Chen Shuo, Zhang Yuan, Wu Qiong, Bi Chuan, Kochunov Peter, Hong L Elliot
Division of Biostatistics and Bioinformatics, Department of Epidemiology and Public Health, University of Maryland School of Medicine, 660 W. Redwood Street Baltimore, MD 21201, USA and Maryland Psychiatric Research Center, Department of Psychiatry, University of Maryland School of Medicine, Baltimore, 55 Wade Avenue, Catonsville, MD 21228, USA.
Department of Statistics, Ohio State University, 1958 Neil Ave, Columbus, OH 43210, USA.
Biostatistics. 2024 Apr 15;25(2):541-558. doi: 10.1093/biostatistics/kxad007.

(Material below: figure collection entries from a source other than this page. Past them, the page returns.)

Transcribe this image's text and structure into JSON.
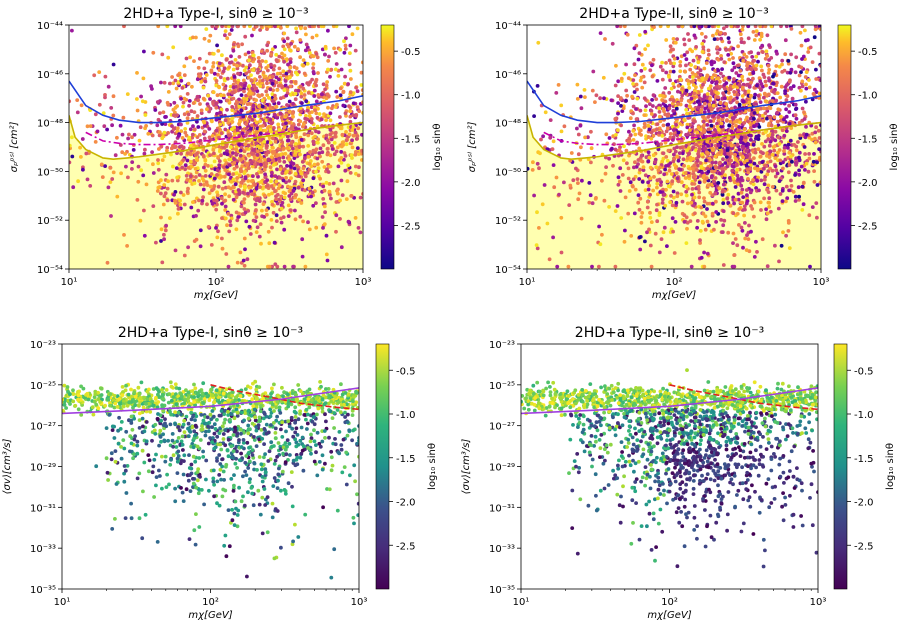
{
  "chart_data": [
    {
      "type": "scatter",
      "panel": "top-left",
      "title": "2HD+a Type-I, sinθ ≥ 10⁻³",
      "xlabel": "mχ[GeV]",
      "ylabel": "σₚᵖˢᴵ [cm²]",
      "xscale": "log",
      "yscale": "log",
      "xlim": [
        10,
        1000
      ],
      "ylim": [
        1e-54,
        1e-44
      ],
      "xticks": [
        "10¹",
        "10²",
        "10³"
      ],
      "yticks": [
        "10⁻⁵⁴",
        "10⁻⁵²",
        "10⁻⁵⁰",
        "10⁻⁴⁸",
        "10⁻⁴⁶",
        "10⁻⁴⁴"
      ],
      "colorbar": {
        "label": "log₁₀ sinθ",
        "colormap": "plasma",
        "range": [
          -3.0,
          -0.2
        ],
        "ticks": [
          "-0.5",
          "-1.0",
          "-1.5",
          "-2.0",
          "-2.5"
        ],
        "tick_values": [
          -0.5,
          -1.0,
          -1.5,
          -2.0,
          -2.5
        ]
      },
      "series": [
        {
          "style": "solid",
          "color": "#1f3fd8",
          "x": [
            10,
            13,
            17,
            22,
            30,
            40,
            60,
            100,
            200,
            400,
            700,
            1000
          ],
          "y": [
            -46.3,
            -47.3,
            -47.7,
            -47.9,
            -48.0,
            -48.0,
            -47.95,
            -47.8,
            -47.6,
            -47.3,
            -47.1,
            -46.9
          ]
        },
        {
          "style": "dashdot",
          "color": "#cc00aa",
          "x": [
            13,
            17,
            22,
            30,
            40,
            60,
            100,
            200,
            400,
            700,
            1000
          ],
          "y": [
            -48.4,
            -48.75,
            -48.85,
            -48.9,
            -48.9,
            -48.85,
            -48.7,
            -48.5,
            -48.3,
            -48.1,
            -48.0
          ]
        },
        {
          "style": "solid",
          "color": "#c8b400",
          "x": [
            10,
            11,
            13,
            17,
            20,
            25,
            30,
            40,
            60,
            100,
            200,
            400,
            700,
            1000
          ],
          "y": [
            -47.7,
            -48.6,
            -49.1,
            -49.45,
            -49.5,
            -49.45,
            -49.4,
            -49.3,
            -49.15,
            -48.9,
            -48.6,
            -48.3,
            -48.1,
            -48.0
          ]
        }
      ],
      "fill": {
        "color": "#ffffb0",
        "below_series": 2
      },
      "points": {
        "seed": 11,
        "count": 2600,
        "cmin": -3.0,
        "cmax": -0.2
      }
    },
    {
      "type": "scatter",
      "panel": "top-right",
      "title": "2HD+a Type-II, sinθ ≥ 10⁻³",
      "xlabel": "mχ[GeV]",
      "ylabel": "σₚᵖˢᴵ [cm²]",
      "xscale": "log",
      "yscale": "log",
      "xlim": [
        10,
        1000
      ],
      "ylim": [
        1e-54,
        1e-44
      ],
      "xticks": [
        "10¹",
        "10²",
        "10³"
      ],
      "yticks": [
        "10⁻⁵⁴",
        "10⁻⁵²",
        "10⁻⁵⁰",
        "10⁻⁴⁸",
        "10⁻⁴⁶",
        "10⁻⁴⁴"
      ],
      "colorbar": {
        "label": "log₁₀ sinθ",
        "colormap": "plasma",
        "range": [
          -3.0,
          -0.2
        ],
        "ticks": [
          "-0.5",
          "-1.0",
          "-1.5",
          "-2.0",
          "-2.5"
        ],
        "tick_values": [
          -0.5,
          -1.0,
          -1.5,
          -2.0,
          -2.5
        ]
      },
      "series": [
        {
          "style": "solid",
          "color": "#1f3fd8",
          "x": [
            10,
            13,
            17,
            22,
            30,
            40,
            60,
            100,
            200,
            400,
            700,
            1000
          ],
          "y": [
            -46.3,
            -47.3,
            -47.7,
            -47.9,
            -48.0,
            -48.0,
            -47.95,
            -47.8,
            -47.6,
            -47.3,
            -47.1,
            -46.9
          ]
        },
        {
          "style": "dashdot",
          "color": "#cc00aa",
          "x": [
            13,
            17,
            22,
            30,
            40,
            60,
            100,
            200,
            400,
            700,
            1000
          ],
          "y": [
            -48.4,
            -48.75,
            -48.85,
            -48.9,
            -48.9,
            -48.85,
            -48.7,
            -48.5,
            -48.3,
            -48.1,
            -48.0
          ]
        },
        {
          "style": "solid",
          "color": "#c8b400",
          "x": [
            10,
            11,
            13,
            17,
            20,
            25,
            30,
            40,
            60,
            100,
            200,
            400,
            700,
            1000
          ],
          "y": [
            -47.7,
            -48.6,
            -49.1,
            -49.45,
            -49.5,
            -49.45,
            -49.4,
            -49.3,
            -49.15,
            -48.9,
            -48.6,
            -48.3,
            -48.1,
            -48.0
          ]
        }
      ],
      "fill": {
        "color": "#ffffb0",
        "below_series": 2
      },
      "points": {
        "seed": 23,
        "count": 2600,
        "cmin": -3.0,
        "cmax": -0.2
      }
    },
    {
      "type": "scatter",
      "panel": "bottom-left",
      "title": "2HD+a Type-I, sinθ ≥ 10⁻³",
      "xlabel": "mχ[GeV]",
      "ylabel": "⟨σv⟩[cm³/s]",
      "xscale": "log",
      "yscale": "log",
      "xlim": [
        10,
        1000
      ],
      "ylim": [
        1e-35,
        1e-23
      ],
      "xticks": [
        "10¹",
        "10²",
        "10³"
      ],
      "yticks": [
        "10⁻³⁵",
        "10⁻³³",
        "10⁻³¹",
        "10⁻²⁹",
        "10⁻²⁷",
        "10⁻²⁵",
        "10⁻²³"
      ],
      "colorbar": {
        "label": "log₁₀ sinθ",
        "colormap": "viridis",
        "range": [
          -3.0,
          -0.2
        ],
        "ticks": [
          "-0.5",
          "-1.0",
          "-1.5",
          "-2.0",
          "-2.5"
        ],
        "tick_values": [
          -0.5,
          -1.0,
          -1.5,
          -2.0,
          -2.5
        ]
      },
      "series": [
        {
          "style": "dashed",
          "color": "#e02020",
          "x": [
            100,
            150,
            250,
            400,
            700,
            1000
          ],
          "y": [
            -25.0,
            -25.3,
            -25.6,
            -25.9,
            -26.1,
            -26.2
          ]
        },
        {
          "style": "solid",
          "color": "#a040e0",
          "x": [
            10,
            30,
            100,
            300,
            1000
          ],
          "y": [
            -26.4,
            -26.25,
            -26.05,
            -25.7,
            -25.15
          ]
        }
      ],
      "points": {
        "seed": 37,
        "count": 1600,
        "cmin": -3.0,
        "cmax": -0.2
      }
    },
    {
      "type": "scatter",
      "panel": "bottom-right",
      "title": "2HD+a Type-II, sinθ ≥ 10⁻³",
      "xlabel": "mχ[GeV]",
      "ylabel": "⟨σv⟩[cm³/s]",
      "xscale": "log",
      "yscale": "log",
      "xlim": [
        10,
        1000
      ],
      "ylim": [
        1e-35,
        1e-23
      ],
      "xticks": [
        "10¹",
        "10²",
        "10³"
      ],
      "yticks": [
        "10⁻³⁵",
        "10⁻³³",
        "10⁻³¹",
        "10⁻²⁹",
        "10⁻²⁷",
        "10⁻²⁵",
        "10⁻²³"
      ],
      "colorbar": {
        "label": "log₁₀ sinθ",
        "colormap": "viridis",
        "range": [
          -3.0,
          -0.2
        ],
        "ticks": [
          "-0.5",
          "-1.0",
          "-1.5",
          "-2.0",
          "-2.5"
        ],
        "tick_values": [
          -0.5,
          -1.0,
          -1.5,
          -2.0,
          -2.5
        ]
      },
      "series": [
        {
          "style": "dashed",
          "color": "#e02020",
          "x": [
            100,
            150,
            250,
            400,
            700,
            1000
          ],
          "y": [
            -25.0,
            -25.3,
            -25.6,
            -25.9,
            -26.1,
            -26.2
          ]
        },
        {
          "style": "solid",
          "color": "#a040e0",
          "x": [
            10,
            30,
            100,
            300,
            1000
          ],
          "y": [
            -26.4,
            -26.25,
            -26.05,
            -25.7,
            -25.15
          ]
        }
      ],
      "points": {
        "seed": 53,
        "count": 1900,
        "cmin": -3.0,
        "cmax": -0.2
      }
    }
  ]
}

Whole-brain connectome data characterize the connections among distributed neural populations as a set of edges in a large network, and neuroscience research aims to systematically investigate associations between brain connectome and clinical or experimental conditions as covariates. A covariate is often related to a number of edges connecting multiple brain areas in an organized structure. However, in practice, neither the covariate-related edges nor the structure is known. Therefore, the understanding of underlying neural mechanisms relies on statistical methods that are capable of simultaneously identifying covariate-related connections and recognizing their network topological structures. The task can be challenging because of false-positive noise and almost infinite possibilities of edges combining into subnetworks. To address these challenges, we propose a new statistical approach to handle multivariate edge variables as outcomes and output covariate-related subnetworks. We first study the graph properties of covariate-related subnetworks from a graph and combinatorics perspective and accordingly bridge the inference for individual connectome edges and covariate-related subnetworks. Next, we develop efficient algorithms to exact covariate-related subnetworks from the whole-brain connectome data with an $\ell_0$ norm penalty. We validate the proposed methods based on an extensive simulation study, and we benchmark our performance against existing methods. Using our proposed method, we analyze two separate resting-state functional magnetic resonance imaging data sets for schizophrenia research and obtain highly replicable disease-related subnetworks.
全脑连接组数据将分布式神经群体之间的连接表征为一个大型网络中的一组边,神经科学研究旨在系统地研究脑连接组与作为协变量的临床或实验条件之间的关联。协变量通常与以有组织结构连接多个脑区的一些边相关。然而,在实践中,与协变量相关的边及其结构都是未知的。因此,对潜在神经机制的理解依赖于能够同时识别与协变量相关的连接并识别其网络拓扑结构的统计方法。由于假阳性噪声以及边组合成子网的几乎无限可能性,该任务可能具有挑战性。为了应对这些挑战,我们提出了一种新的统计方法,将多元边变量作为结果进行处理,并输出与协变量相关的子网。我们首先从图论和组合学的角度研究与协变量相关的子网的图属性,并相应地在个体连接组边和与协变量相关的子网的推断之间架起桥梁。接下来,我们开发了高效的算法,通过$\ell_0$范数惩罚从全脑连接组数据中精确提取与协变量相关的子网。我们基于广泛的模拟研究验证了所提出的方法,并将我们的性能与现有方法进行了基准测试。使用我们提出的方法,我们分析了两个用于精神分裂症研究的独立静息态功能磁共振成像数据集,并获得了高度可重复的疾病相关子网。